Five artists of the Tanghalang Sandaang Pulo Visual (TSPV) led by James Ison began working on April 29, when the country was placed under community quarantine.

TSPV is a sub-group of Tanghalang Sandaang Pulo Cultural Group Inc., of which Ison is project director.

The artworks feature three islands out of the 100 islands at the HINP – Quezon Island, the most developed island; Pilgrimage Island which features a 56-foot Christ the Savior image and life-sized Stations of the Cross sculptures and the newly-named Sandal Island.

Standing beside the 3-D images, an illusion shows cracks and sunken islands on the ground.

“It’s like you’re underground seeing the islands, it’s like the floor was broken,” Ison said.

Ison was joined by his two younger brothers, Ulysses Ison and Melquisedec Ison, and their groupmates Zaldy Alvis and Marx Paywan.
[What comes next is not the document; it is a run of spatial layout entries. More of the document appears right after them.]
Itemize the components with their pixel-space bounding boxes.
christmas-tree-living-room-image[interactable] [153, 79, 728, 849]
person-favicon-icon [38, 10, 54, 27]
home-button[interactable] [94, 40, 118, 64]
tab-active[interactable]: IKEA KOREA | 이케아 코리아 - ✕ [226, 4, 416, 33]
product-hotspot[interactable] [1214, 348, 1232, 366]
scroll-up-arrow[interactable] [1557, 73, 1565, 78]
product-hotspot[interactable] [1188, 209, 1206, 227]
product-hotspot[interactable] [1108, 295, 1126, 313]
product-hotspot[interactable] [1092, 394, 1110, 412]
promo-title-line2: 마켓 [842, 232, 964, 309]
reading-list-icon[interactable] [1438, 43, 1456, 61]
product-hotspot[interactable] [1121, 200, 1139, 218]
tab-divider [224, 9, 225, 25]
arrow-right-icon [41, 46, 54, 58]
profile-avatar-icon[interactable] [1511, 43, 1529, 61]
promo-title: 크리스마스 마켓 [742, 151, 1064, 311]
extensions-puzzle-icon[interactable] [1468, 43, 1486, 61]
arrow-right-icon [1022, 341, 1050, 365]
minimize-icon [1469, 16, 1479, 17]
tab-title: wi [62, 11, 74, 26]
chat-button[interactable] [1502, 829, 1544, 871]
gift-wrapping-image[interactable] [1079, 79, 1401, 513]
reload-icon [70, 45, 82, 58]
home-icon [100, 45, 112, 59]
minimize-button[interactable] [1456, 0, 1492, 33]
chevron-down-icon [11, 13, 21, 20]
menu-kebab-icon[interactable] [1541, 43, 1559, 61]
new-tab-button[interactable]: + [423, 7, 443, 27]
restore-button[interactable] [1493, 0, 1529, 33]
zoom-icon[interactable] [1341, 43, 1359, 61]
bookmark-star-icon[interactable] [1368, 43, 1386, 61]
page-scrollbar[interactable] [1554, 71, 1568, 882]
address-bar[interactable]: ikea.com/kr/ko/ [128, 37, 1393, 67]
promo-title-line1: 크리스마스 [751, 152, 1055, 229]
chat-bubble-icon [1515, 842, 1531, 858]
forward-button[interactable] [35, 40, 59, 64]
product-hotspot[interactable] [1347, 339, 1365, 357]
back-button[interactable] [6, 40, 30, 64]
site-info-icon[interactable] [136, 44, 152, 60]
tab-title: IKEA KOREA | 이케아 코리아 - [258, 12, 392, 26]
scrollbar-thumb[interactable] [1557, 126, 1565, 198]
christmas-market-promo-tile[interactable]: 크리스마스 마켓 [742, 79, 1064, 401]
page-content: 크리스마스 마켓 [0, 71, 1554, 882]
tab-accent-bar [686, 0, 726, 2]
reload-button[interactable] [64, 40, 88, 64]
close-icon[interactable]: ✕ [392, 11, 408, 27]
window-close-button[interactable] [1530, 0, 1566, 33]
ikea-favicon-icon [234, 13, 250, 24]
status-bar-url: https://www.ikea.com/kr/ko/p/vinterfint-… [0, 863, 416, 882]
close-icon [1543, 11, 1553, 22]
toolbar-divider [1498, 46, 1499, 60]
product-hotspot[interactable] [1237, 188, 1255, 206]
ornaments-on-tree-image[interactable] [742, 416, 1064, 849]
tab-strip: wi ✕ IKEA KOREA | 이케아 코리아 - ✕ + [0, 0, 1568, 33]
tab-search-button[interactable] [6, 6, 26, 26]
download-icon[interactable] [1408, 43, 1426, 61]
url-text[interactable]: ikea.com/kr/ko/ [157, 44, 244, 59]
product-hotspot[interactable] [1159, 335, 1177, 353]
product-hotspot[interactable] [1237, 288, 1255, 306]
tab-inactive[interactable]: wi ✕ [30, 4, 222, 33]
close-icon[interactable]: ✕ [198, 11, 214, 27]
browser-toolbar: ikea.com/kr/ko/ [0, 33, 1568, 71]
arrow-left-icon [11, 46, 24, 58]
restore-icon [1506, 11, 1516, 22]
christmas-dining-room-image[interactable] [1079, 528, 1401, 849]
It is a community project done in collaboration with Mayor Arth Bryan Celeste, who met with them for possible projects that would entice more visitors  once the community quarantine is lifted.

The paint used was sponsored by Nippon Paint Coatings Philippines, courtesy of De Vera Paint Center.

“It gives us a great feeling that as local artists, we are able to give even a little happiness to the people that despite this crisis we are facing, there’s still so much joy and color in this life,” Ison said.